I have some embarrassing habits which I go to great lengths to either paint in an endearing light or simply hide. The girlfriend, I can assure you, is well versed in all of them by now. Only she could tell you, for instance, how often I have watched Bend it Like Beckham while riding my bike on the trainer.

It's cold(ish) and dark out during most of the hours I can ride now. This weekend, it would be warm enough to do my 4.5 hrs of required riding outside, except that it's raining and forecasted to continue raining the entire time. That means most of my logged biking time is on the trainer.

Whenever possible I watch something new from Netflix as I ride. We get no TV reception, so actual programming is out of the question. Ultimately, I end up relying on our DVD collection for entertainment during most of my rides. I'd say one out of every five rides or so I watch Bend it Like Beckham. Since I have enough time to watch about 2 or 3 movies this weekend - it's almost a guarantee that it's going to be part of my weekend.

I confess: I am addicted to a pop-ish movie about girl athletes set to undeniably poppy music.

Just wait till I tell you what's on my running mix. As a preview, can I just say, George Michael ROCKS!!

Monday, January 08, 2007

This woman CAN run

I ran across this article while at work for reasons completely unrelated to running or triathlon. While it makes little sense that compact fluorescent bulbs led me here, I don't feel the need to justify this tenuous connection, except to say, the world wide web is weird sometimes.

Should you have no desire to read this article, let me sum it up for you: unless you look like a man, women, you shouldn't be running.

Thanks Michael Boyle, this is just the genius analysis I've been looking for -- a position that none of my physicians, physical therapists or friends in those professions has agreed with. Because what's a PhD when you have conviction and a paying speaking gig?

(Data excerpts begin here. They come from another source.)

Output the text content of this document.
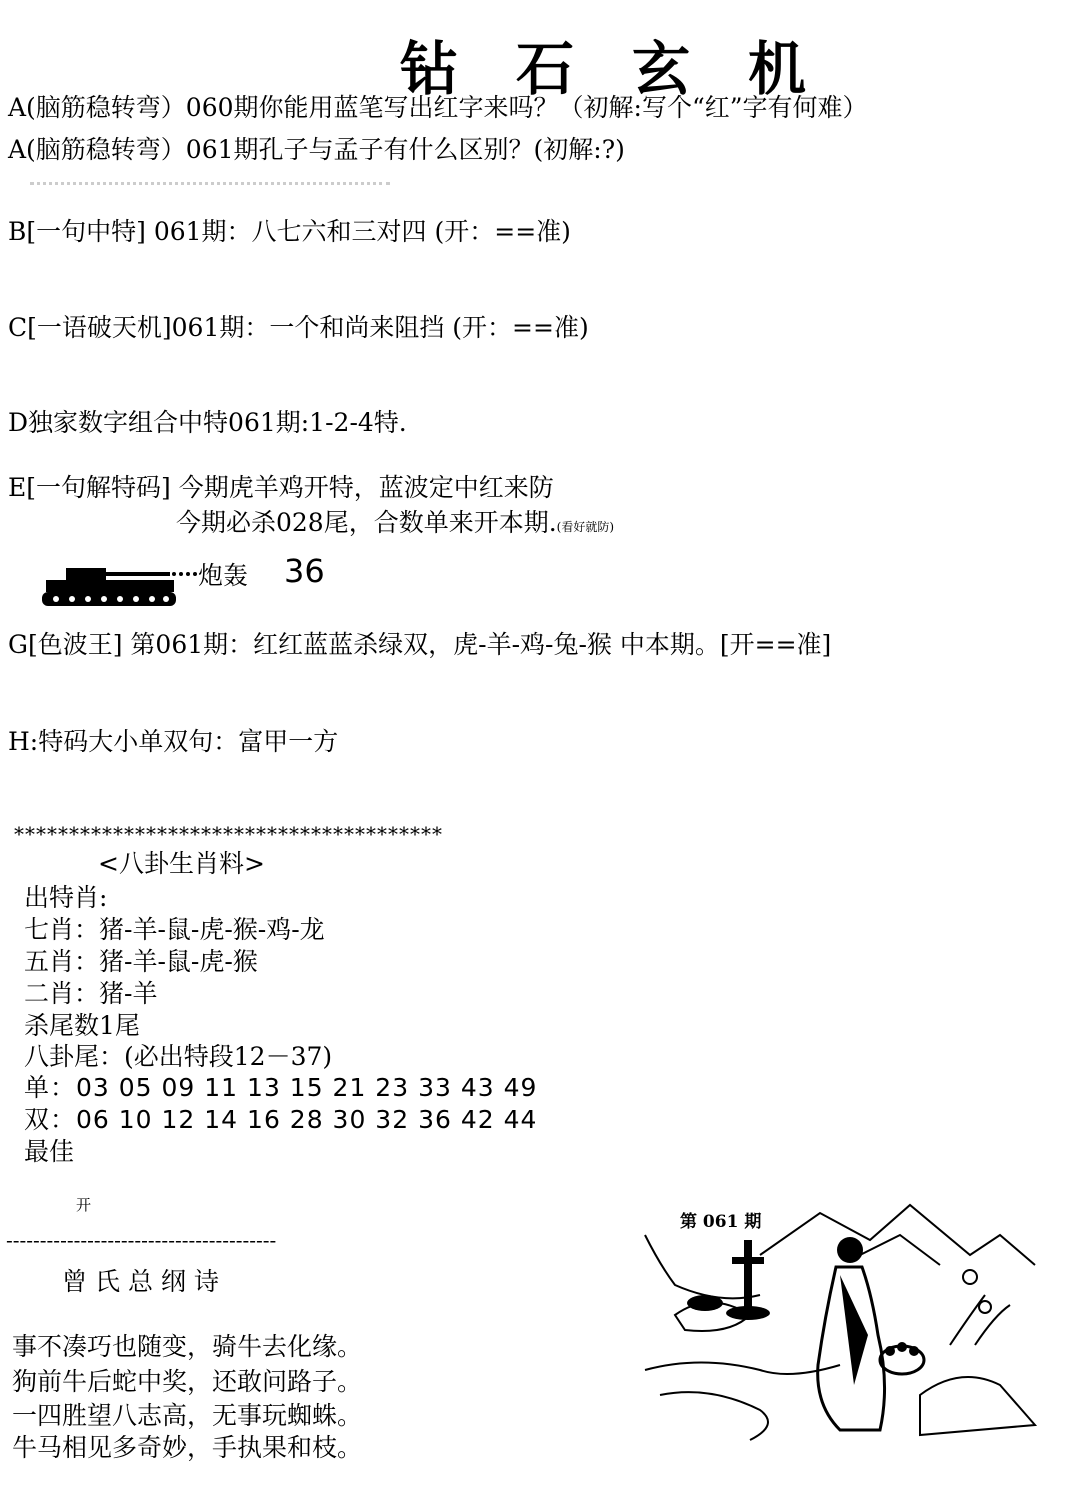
钻石玄机
A(脑筋稳转弯）060期你能用蓝笔写出红字来吗？（初解:写个“红”字有何难）
A(脑筋稳转弯）061期孔子与孟子有什么区别？(初解:?)
B[一句中特] 061期：八七六和三对四 (开：==准)
C[一语破天机]061期：一个和尚来阻挡 (开：==准)
D独家数字组合中特061期:1-2-4特.
E[一句解特码] 今期虎羊鸡开特，蓝波定中红来防
今期必杀028尾，合数单来开本期.(看好就防)
炮轰 36
G[色波王] 第061期：红红蓝蓝杀绿双，虎-羊-鸡-兔-猴 中本期。[开==准]
H:特码大小单双句：富甲一方
***************************************
<八卦生肖料>
出特肖:
七肖：猪-羊-鼠-虎-猴-鸡-龙
五肖：猪-羊-鼠-虎-猴
二肖：猪-羊
杀尾数1尾
八卦尾：(必出特段12－37)
单：03 05 09 11 13 15 21 23 33 43 49
双：06 10 12 14 16 28 30 32 36 42 44
最佳
开
----------------------------------------
曾氏总纲诗
事不凑巧也随变，骑牛去化缘。
狗前牛后蛇中奖，还敢问路子。
一四胜望八志高，无事玩蜘蛛。
牛马相见多奇妙，手执果和枝。
第 061 期
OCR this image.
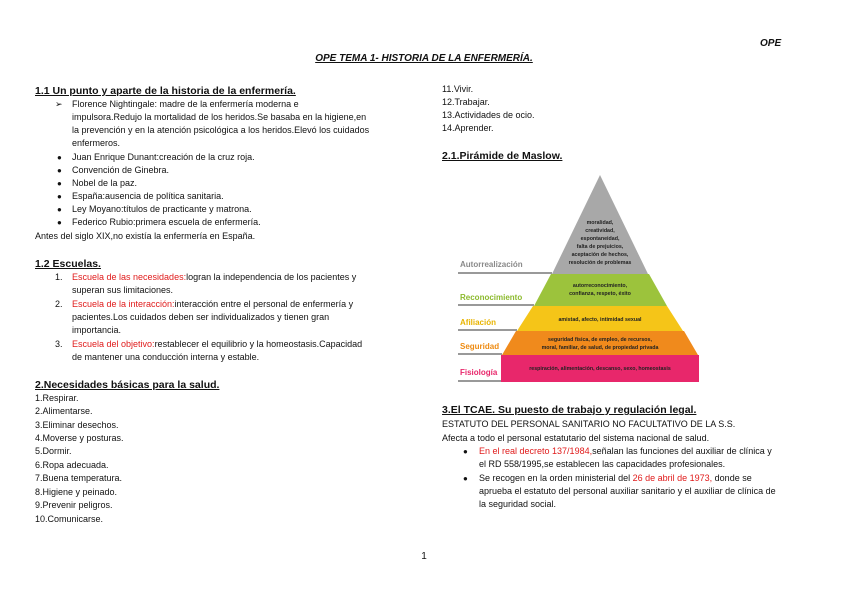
OPE
OPE TEMA 1- HISTORIA DE LA ENFERMERÍA.
1.1 Un punto y aparte de la historia de la enfermería.
➢ Florence Nightingale: madre de la enfermería moderna e
impulsora.Redujo la mortalidad de los heridos.Se basaba en la higiene,en
la prevención y en la atención psicológica a los heridos.Elevó los cuidados
enfermeros.
● Juan Enrique Dunant:creación de la cruz roja.
● Convención de Ginebra.
● Nobel de la paz.
● España:ausencia de política sanitaria.
● Ley Moyano:títulos de practicante y matrona.
● Federico Rubio:primera escuela de enfermería.
Antes del siglo XIX,no existía la enfermería en España.
1.2 Escuelas.
1. Escuela de las necesidades:logran la independencia de los pacientes y
superan sus limitaciones.
2. Escuela de la interacción:interacción entre el personal de enfermería y
pacientes.Los cuidados deben ser individualizados y tienen gran
importancia.
3. Escuela del objetivo:restablecer el equilibrio y la homeostasis.Capacidad
de mantener una conducción interna y estable.
2.Necesidades básicas para la salud.
1.Respirar.
2.Alimentarse.
3.Eliminar desechos.
4.Moverse y posturas.
5.Dormir.
6.Ropa adecuada.
7.Buena temperatura.
8.Higiene y peinado.
9.Prevenir peligros.
10.Comunicarse.
11.Vivir.
12.Trabajar.
13.Actividades de ocio.
14.Aprender.
2.1.Pirámide de Maslow.
Autorrealización
Reconocimiento
Afiliación
Seguridad
Fisiología
moralidad,
creatividad,
espontaneidad,
falta de prejuicios,
aceptación de hechos,
resolución de problemas
autorreconocimiento,
confianza, respeto, éxito
amistad, afecto, intimidad sexual
seguridad física, de empleo, de recursos,
moral, familiar, de salud, de propiedad privada
respiración, alimentación, descanso, sexo, homeostasis
3.El TCAE. Su puesto de trabajo y regulación legal.
ESTATUTO DEL PERSONAL SANITARIO NO FACULTATIVO DE LA S.S.
Afecta a todo el personal estatutario del sistema nacional de salud.
● En el real decreto 137/1984,señalan las funciones del auxiliar de clínica y
el RD 558/1995,se establecen las capacidades profesionales.
● Se recogen en la orden ministerial del 26 de abril de 1973, donde se
aprueba el estatuto del personal auxiliar sanitario y el auxiliar de clínica de
la seguridad social.
1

One of the elements in this article that really antagonizes me is his highly dismissive, sexist manner of addressing this issue. For example,
You can't run to get that cute little runner's body. It's actually reversed. You have to have that cute little runner's body to survive running.
Right. The only reason women run is to get that "cute little runner's body". None of us like our breasts or hips. We all want them gone!

And further,
The bottom line: Running is not good for most females. If you want higher-intensity exercise, ride a stationary bike. Take a spin class, use a stairclimber, and don't run.
Oh, a stationary bike! Can I? Can I please?! I just love the bike that doesn't go anywhere.

Putting my sarcasm aside for a minute, when I was suffering from some knee pain in my first year of triathloning, it was actually caused by cycling, NOT running. But I suppose since that was outdoor cycling, rather than the safe little stationary bike, Mike is still right.

My advice to the ladies with curves? If you want to run, friggin' go running. If you're in pain, go see a doctor. Whatever you do, don't take advice from columnists with no medical cred.